The man does not have a property right to the golf balls (other than his own).

Before the balls were collected, they were on the premises of the golf course. The question then is, at that point was the golf course legally considered to be their possessor (even if not necessarily their owner)? If so, the prior possession by the golf course would make it potentially theft for the man to take them without the permission of the golf course. A similar case I saw some references to, although in England rather than New York, is Hibbert v McKiernan [1948]. It seems that in this case, the golf course was ruled to be the possessor of the golf balls at the bottom of a lake on the course. Some notes I found online state that it was viewed as relevant that the balls were stuck in the mud and thus 'fixed to the land'. It might also be relevant if the golf course has taken actions showing that it asserts some level of control over the property.

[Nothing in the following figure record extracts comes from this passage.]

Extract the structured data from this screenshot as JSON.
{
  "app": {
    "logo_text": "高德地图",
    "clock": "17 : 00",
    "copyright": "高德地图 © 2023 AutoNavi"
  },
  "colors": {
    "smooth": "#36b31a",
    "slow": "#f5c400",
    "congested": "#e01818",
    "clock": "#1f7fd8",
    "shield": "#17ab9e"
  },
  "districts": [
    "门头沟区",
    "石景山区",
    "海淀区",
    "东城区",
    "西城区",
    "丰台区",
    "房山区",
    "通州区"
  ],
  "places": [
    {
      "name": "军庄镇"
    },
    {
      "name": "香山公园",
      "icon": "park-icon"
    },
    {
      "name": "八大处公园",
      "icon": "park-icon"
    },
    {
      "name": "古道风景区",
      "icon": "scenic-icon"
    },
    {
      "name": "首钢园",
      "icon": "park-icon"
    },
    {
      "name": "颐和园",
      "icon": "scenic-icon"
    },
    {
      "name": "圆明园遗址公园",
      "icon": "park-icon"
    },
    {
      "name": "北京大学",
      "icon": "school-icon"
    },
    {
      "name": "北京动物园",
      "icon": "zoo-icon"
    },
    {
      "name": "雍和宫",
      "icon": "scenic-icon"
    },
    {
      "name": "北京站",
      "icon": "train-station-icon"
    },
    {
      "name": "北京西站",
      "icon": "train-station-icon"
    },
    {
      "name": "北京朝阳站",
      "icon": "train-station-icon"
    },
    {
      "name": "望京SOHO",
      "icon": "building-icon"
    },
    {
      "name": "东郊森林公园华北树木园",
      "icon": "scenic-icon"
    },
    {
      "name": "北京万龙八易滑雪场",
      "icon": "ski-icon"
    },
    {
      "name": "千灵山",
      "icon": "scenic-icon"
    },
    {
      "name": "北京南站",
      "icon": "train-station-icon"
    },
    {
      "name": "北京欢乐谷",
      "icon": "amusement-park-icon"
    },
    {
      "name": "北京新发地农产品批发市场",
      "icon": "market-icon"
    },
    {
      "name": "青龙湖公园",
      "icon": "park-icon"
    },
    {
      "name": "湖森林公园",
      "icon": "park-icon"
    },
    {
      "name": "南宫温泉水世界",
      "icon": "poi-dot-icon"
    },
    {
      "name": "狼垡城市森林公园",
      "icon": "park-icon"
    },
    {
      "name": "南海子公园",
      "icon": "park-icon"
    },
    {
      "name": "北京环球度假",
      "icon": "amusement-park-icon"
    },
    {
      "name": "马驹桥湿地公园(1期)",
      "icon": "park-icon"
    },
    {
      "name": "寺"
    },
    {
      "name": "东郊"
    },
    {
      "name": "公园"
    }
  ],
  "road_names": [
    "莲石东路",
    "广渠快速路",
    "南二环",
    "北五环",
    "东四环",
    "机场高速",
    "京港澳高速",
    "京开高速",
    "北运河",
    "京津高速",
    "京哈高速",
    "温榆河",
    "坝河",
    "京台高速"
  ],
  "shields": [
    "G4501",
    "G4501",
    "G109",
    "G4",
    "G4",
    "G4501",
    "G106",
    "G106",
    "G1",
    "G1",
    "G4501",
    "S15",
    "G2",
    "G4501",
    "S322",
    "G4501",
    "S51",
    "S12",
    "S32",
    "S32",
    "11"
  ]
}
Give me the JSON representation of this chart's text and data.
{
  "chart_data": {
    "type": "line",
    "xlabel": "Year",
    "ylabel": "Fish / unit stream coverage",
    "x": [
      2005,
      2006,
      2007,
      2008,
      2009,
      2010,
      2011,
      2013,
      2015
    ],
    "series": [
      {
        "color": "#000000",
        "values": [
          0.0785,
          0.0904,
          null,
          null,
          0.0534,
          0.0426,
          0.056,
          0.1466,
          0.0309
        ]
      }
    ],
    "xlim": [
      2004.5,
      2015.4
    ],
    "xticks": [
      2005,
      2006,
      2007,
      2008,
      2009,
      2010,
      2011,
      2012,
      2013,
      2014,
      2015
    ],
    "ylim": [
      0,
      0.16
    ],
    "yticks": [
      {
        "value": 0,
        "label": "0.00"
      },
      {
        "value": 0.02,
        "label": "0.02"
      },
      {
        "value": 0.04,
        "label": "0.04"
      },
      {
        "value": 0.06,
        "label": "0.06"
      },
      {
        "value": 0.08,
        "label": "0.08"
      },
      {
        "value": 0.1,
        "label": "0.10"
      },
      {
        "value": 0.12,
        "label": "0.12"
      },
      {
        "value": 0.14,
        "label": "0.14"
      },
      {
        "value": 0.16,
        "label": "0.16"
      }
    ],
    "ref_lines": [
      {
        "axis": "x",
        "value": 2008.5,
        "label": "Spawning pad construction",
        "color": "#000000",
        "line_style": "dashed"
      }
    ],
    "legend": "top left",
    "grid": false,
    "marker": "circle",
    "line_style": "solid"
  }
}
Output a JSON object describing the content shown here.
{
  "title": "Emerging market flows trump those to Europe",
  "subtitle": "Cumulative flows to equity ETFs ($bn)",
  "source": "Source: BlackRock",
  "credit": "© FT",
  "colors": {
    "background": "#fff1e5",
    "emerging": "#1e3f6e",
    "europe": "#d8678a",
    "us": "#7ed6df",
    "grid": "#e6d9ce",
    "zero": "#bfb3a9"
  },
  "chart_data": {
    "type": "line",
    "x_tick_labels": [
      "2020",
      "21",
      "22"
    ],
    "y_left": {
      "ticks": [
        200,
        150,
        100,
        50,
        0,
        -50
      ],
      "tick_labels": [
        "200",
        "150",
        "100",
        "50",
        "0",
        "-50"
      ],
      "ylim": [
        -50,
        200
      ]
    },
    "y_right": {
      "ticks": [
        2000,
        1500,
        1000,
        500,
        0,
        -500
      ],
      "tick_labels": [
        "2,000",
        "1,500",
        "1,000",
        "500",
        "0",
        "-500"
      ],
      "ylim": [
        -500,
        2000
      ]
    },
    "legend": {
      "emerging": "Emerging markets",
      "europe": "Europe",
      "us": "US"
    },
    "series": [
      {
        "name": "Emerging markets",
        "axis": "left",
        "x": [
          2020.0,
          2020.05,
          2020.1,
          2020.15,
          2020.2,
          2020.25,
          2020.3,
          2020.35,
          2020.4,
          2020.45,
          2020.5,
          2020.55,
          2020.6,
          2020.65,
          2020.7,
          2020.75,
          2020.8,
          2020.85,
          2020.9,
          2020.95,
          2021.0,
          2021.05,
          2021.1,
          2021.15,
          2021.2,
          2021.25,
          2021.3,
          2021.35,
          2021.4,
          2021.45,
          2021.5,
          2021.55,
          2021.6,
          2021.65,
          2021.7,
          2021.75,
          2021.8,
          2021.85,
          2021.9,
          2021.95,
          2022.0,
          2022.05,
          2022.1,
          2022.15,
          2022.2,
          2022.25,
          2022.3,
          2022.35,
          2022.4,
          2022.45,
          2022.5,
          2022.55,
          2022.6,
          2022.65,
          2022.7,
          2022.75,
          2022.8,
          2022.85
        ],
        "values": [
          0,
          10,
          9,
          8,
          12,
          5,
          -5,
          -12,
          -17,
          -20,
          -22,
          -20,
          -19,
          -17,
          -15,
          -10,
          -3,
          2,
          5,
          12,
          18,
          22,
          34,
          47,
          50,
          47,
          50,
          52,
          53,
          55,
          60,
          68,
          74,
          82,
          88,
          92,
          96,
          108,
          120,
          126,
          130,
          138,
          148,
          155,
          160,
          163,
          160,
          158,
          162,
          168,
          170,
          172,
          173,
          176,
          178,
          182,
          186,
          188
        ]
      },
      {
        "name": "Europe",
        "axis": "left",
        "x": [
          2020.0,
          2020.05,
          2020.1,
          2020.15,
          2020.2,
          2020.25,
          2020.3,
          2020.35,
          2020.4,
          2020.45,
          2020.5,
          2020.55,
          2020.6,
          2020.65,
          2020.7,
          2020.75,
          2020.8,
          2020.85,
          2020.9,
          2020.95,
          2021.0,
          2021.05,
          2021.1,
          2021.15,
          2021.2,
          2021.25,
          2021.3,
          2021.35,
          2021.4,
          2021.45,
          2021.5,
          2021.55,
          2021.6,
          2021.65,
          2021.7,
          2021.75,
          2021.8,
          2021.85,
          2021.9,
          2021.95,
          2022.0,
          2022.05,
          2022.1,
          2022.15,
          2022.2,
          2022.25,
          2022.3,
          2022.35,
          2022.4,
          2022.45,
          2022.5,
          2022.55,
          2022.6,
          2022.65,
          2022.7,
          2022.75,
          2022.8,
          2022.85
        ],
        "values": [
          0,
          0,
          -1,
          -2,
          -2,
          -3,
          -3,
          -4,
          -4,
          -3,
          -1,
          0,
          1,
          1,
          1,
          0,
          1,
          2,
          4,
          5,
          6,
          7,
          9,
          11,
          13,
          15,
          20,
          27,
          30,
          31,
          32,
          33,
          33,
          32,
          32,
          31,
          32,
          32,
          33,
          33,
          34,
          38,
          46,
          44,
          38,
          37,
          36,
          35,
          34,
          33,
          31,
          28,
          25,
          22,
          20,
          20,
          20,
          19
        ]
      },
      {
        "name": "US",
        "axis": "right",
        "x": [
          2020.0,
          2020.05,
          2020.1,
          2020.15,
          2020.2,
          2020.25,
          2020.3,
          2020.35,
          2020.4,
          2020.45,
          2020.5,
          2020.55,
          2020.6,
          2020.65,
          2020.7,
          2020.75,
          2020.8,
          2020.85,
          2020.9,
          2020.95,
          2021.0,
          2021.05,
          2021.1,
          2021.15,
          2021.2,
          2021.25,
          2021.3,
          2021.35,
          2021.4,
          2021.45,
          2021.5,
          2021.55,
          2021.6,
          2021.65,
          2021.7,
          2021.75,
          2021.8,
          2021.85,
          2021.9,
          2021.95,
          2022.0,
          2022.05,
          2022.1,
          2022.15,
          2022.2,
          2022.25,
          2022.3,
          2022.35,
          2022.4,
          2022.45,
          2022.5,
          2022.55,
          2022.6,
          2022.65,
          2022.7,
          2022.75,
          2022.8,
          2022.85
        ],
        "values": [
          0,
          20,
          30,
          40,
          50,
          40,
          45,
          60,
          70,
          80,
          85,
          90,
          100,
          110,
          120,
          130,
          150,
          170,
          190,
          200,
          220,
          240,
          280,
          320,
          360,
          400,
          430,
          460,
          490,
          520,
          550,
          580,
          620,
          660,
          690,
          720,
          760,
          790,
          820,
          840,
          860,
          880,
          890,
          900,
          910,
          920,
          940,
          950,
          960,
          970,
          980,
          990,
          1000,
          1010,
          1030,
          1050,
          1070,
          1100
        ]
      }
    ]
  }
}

On the other hand, the fact that the golf course is open to the public in the scenario that you describe may act against its ability to assert a right of possession to the abandoned golf balls on its premises (Hibbert v McKiernan dealt with a man trespassing on a private golf course).

If golf course was the possessor, and the man intends to permanently deprive the golf course of the golf balls, while knowing that he does not have a right to the property and that he does not have the permission of the golf course to take the balls, I think this could fall under "common law larceny by trespassory taking". This does not require that he (or anyone else) know who the rightful owner of the property actually is, other than that it isn't him.

All of this notwithstanding, if the man believed, correctly or incorrectly, that he had a right to the balls (e.g. if he thought he had permission from the golf course to take them; or possibly if he thought that by finding them he was their rightful owner) he would not be guilty of stealing them because he would lack the necessary criminal intent.